Кстати, у писателя Тендрякова в его романе о художниках «Свидание с Нефертити» есть место, где один из героев даёт пощёчину: «Вячеслав дернулся, никто не успел сообразить, — раздался мокрый звук пощечины. У Слободко на помидорно-спелом лице льдисто плавились выкаченные глаза. Вячеслав с брезгливостью вытирал о грудь пиджака ладонь»[17].
Надо сказать, что пощёчина — это крайний ход. Так-то в лицо бросали колкие слова или, уж если совсем невмоготу, перчатки. Пощёчина — это особый жест, который не предусматривает симметричного ответа. Нет, иногда пощёчины давали как раз, когда дуэль была нежелательна одной из сторон, но после такого оскорбления — неотвратима.
Дуэльный кодекс Дурасова разделял оскорбления на три степени, причём третья, самая тяжёлая, была связана именно с «оскорблением действием», причём «При оскорблении действием прикосновение равносильно удару. Степень тяжести оскорбления не зависит от силы удара».
И «Бросание предмета в оскорбленное лицо равносильно оскорблению действием, независимо от результатов, если была фактическая возможность оскорбителю попасть в оскорбляемое лицо», «Устное заявление о нанесении оскорбления действием, заменяющее фактическое, есть оскорбление третьей степени», «Если в ответ на оскорбление действием оскорбленный нанесет также оскорбителю оскорбление действием, то это отнюдь не может считаться удовлетворением и оскорбленным остается получивший оскорбление первым»[18].
Дуэль между не-дворянами невозможна, точно так же, как она невозможна между неравными — между подчинённым и начальником, генералом и лейтенантом, между барином и кучером. Люди, воспитанные внутри дворянских сословных правил, с некоторой оторопью смотрели на мещанскую волну подражания. В том числе и дуэлям. Никакой идеи чести у подлых сословий быть не могло, потому что у них не было чести. С некоторой натяжкой можно говорить о военнослужащих — отказавшихся драться вынуждали уйти из полка. Отсутствие чести делало невыполнимым массу обрядов вплоть до выражения «Честь имею». В Советской армии суды чести продержались куда дольше, чем их штатские аналоги, возникшие во время борьбы с космополитизмом.

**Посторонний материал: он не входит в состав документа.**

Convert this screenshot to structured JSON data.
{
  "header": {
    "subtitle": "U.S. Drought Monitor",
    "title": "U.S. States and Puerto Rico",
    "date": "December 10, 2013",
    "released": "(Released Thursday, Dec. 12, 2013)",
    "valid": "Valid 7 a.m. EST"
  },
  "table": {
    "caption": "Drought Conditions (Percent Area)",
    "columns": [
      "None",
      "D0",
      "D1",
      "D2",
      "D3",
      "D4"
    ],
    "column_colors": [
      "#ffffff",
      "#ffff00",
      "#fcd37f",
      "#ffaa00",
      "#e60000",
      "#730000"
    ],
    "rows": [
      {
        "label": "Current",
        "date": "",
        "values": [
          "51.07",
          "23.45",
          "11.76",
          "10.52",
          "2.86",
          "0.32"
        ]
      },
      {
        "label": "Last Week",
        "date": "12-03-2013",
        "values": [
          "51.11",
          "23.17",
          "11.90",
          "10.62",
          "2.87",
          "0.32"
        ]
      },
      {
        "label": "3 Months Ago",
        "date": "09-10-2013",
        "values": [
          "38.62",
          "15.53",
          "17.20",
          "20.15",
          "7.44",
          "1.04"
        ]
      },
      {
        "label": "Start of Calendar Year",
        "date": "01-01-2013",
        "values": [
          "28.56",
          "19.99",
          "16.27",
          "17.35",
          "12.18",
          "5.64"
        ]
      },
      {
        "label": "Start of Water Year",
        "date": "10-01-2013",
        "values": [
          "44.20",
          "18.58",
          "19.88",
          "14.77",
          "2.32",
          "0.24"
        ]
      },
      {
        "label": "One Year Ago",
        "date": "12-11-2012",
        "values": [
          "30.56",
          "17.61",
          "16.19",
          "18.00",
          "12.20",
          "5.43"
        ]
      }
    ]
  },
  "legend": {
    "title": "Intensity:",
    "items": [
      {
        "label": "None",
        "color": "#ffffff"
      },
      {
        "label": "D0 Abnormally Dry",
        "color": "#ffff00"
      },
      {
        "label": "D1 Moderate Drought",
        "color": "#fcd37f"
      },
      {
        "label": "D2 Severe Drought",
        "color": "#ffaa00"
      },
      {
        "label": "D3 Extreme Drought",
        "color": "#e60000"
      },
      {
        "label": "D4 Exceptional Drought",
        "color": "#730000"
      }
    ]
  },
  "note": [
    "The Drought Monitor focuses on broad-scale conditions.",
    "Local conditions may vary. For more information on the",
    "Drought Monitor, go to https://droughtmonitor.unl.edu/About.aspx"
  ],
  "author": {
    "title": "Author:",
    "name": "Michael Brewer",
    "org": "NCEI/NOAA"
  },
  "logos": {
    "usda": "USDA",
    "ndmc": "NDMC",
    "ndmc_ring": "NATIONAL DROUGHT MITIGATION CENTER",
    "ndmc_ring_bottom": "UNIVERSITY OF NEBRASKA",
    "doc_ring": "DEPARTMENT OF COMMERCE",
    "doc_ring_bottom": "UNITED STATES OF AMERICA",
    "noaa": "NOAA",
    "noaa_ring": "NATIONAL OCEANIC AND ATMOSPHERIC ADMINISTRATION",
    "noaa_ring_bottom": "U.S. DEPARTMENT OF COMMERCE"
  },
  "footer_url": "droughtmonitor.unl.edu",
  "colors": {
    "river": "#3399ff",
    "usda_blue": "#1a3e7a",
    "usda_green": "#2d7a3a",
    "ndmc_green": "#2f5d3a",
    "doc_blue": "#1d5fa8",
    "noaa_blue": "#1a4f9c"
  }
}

Самое интересное началось потом, и тут мы снова возвращаемся к пощёчинам.
Точно так же, как ритуал отдания чести, возник ритуал отдания пощёчины. Но если раньше это было стартом совершенно других, дуэльных отношений, то теперь пощёчиной всё заканчивалось.
Во-первых, страна была разоружена, и было довольно затруднительно найти не только огнестрельное оружие для поединка, но и какую-нибудь шашку. Люди, даже державшие оружие в руках интуитивно понимали, что современная пощёчина похожа на диплодока, которому откусили голову, но он пока не знает об этом и продолжает двигаться, как ни в чём не бывало — за счёт работы спинного мозга.
Кстати, набухающую, как гроза драку, хорошо описал Михаил Анчаров в повести "Теория невероятности:
«— Ещё два таких разговора… — сказал Митя.
— Ну и что? — спросил я. — Мне надоело.
— Будьте покойником, — сказал он и стиснул челюсти. — В самом прямом смысле.
Все притихли. Всё-таки метр девяносто.
— Ба!.. — сказал я и хлопнул себя по лбу. — Теперь я догадался! Когда я шёл сюда, я видел десятки трупов! Значит, это ваша работа? Убитые валяются там и сям…
Он ничего не ответил, только закурил многозначительно и, многозначительно сощурившись, стал многозначительно пускать кольца к потолку.
Я стал его передразнивать, повторяя его действия. Все глядели на него с испугом, но я стал повторять его действия. Мне надоел этот Митя. Мне надоело, что его команда молчит. Он всегда подбирал себе каких-то бессловесных.
— …Н-ну?… — сказал он, пуская колечки. — Итак?… Что вы обо мне думаете?… Скажите прямо.
— Я думаю, — сказал я, пуская колечки, — что многозначительность — это стартовая площадка кретина.
Не глядя на меня, он стал гасить сигарету.
— Вы закончили ваше последнее слово? — спросил он.
— Кстати, — сказал я. — Уточним детали. Вы с детства росли на высокооплачиваемых кормах. Я не так одарен физически, поэтому прибегаю к тяжелым предметам.
— Это всё?… — спросил он и медленно встал. — Уберите женщин.
Его команда, наконец, загалдела.
— Не все, — сказал я. — Я презираю салонный мордобой.
Он двинулся ко мне. Панфилов взял две пустые бутылки и о край стола отбил донышки.
— Дуэли не будет, — сказал Панфилов. — Уцелевших арестуют.